Na semana passada, em decisão individual, Nunes Marques, do STF, derrubou a decisão e devolveu o mandato ao deputado.
Agora, com a nova decisão da Segunda Turma, fica restabelecida a decisão original do TSE e a cassação de Francischini.
Os ministros Nunes Marques e André Mendonça votaram pela manutenção da decisão de Nunes Marques, ou seja, confirmar o mandato de Francischini.
Já os ministros Edson Fachin, Ricardo Lewandowski e Gilmar Mendes discordaram do relator – e, com isso, formaram maioria para restaurar a cassação de Francischini.
No fim da tarde, Francischini publicou um vídeo em rede social comentando a decisão. “Nosso recurso extraordinário ainda não foi julgado no STF. Nossa batalha pelo mandato de 427 mil paranaenses não acabou, tornou-se uma causa muito maior: a luta pela liberdade de expressão de todo cidadão nas redes sociais. Não vão nos calar”, disse.
O presidente Jair Bolsonaro se insurgiu contra a decisão da Segunda Turma do STF. Em evento no Planalto, ele repetiu as “fake news” que levaram à cassação de Francischini e atacou ministros do tribunal.
Os votos na Segunda Turma
Relator, o ministro Nunes Marques reafirmou nesta terça os argumentos por ele apresentados na decisão individual. Para o ministro, o TSE equiparou equivocadamente, em julgamento ocorrido em 2021, a internet a meios de comunicação tradicionais para condenar o deputado nas eleições 2018.

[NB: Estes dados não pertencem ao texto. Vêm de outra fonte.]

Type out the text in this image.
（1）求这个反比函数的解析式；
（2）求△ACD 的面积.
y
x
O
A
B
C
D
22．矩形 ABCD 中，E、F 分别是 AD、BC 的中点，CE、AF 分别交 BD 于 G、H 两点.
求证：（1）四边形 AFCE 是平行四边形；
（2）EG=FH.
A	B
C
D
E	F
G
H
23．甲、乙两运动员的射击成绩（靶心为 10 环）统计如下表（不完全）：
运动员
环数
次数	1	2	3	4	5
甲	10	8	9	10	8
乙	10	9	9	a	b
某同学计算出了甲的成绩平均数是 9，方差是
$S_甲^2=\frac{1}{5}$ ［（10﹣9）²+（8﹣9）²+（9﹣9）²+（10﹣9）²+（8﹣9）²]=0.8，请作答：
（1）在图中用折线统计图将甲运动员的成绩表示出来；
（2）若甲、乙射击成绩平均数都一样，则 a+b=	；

“Ninguém poderia prever, naquela eleição, quais seriam as condutas que seriam vedadas na internet, porque não havia qualquer norma ou julgado a respeito”, disse.
“Não cabe, sob o pretexto de proteger o Estado Democrático de Direito, violar as regras do processo eleitoral, ferindo de morte princípios constitucionais como a segurança jurídica e a anualidade”, declarou Marques. “É de todo inconstitucional que nova baliza venha a ser aplicada retroativamente, mais de três anos depois de concluídas as eleições, em prejuízo de candidatos, legendas e terceiros.”
Em seguida, o ministro André Mendonça acompanhou o relator, afirmando que a live não teve o “condão” de alterar a vontade do eleitor.
“Entendo como também foi bastante consignado no voto [do relator] que um ato praticado a 22 minutos do encerramento do pleito eleitoral não teve o condão de alterar a lisura do pleito ou de influenciar de modo, não apenas não significativo, mas de modo também a não impactar aspectos circunstanciais do processo eleitoral. Não teve o condão de alterar a vontade do eleitor”, afirmou. “É adequado preservar a vontade desses eleitores e não aplicar uma pena tão forte que foi a perda de um mandato.”
Mendonça também defendeu que a Segunda Turma é o tribunal apropriado para julgar esse tema, e não o mandado de segurança que foi apresentado por um suplente e chegou a ser pautado no plenário virtual do STF. Ele pediu vista e adiou o julgamento pelo plenário.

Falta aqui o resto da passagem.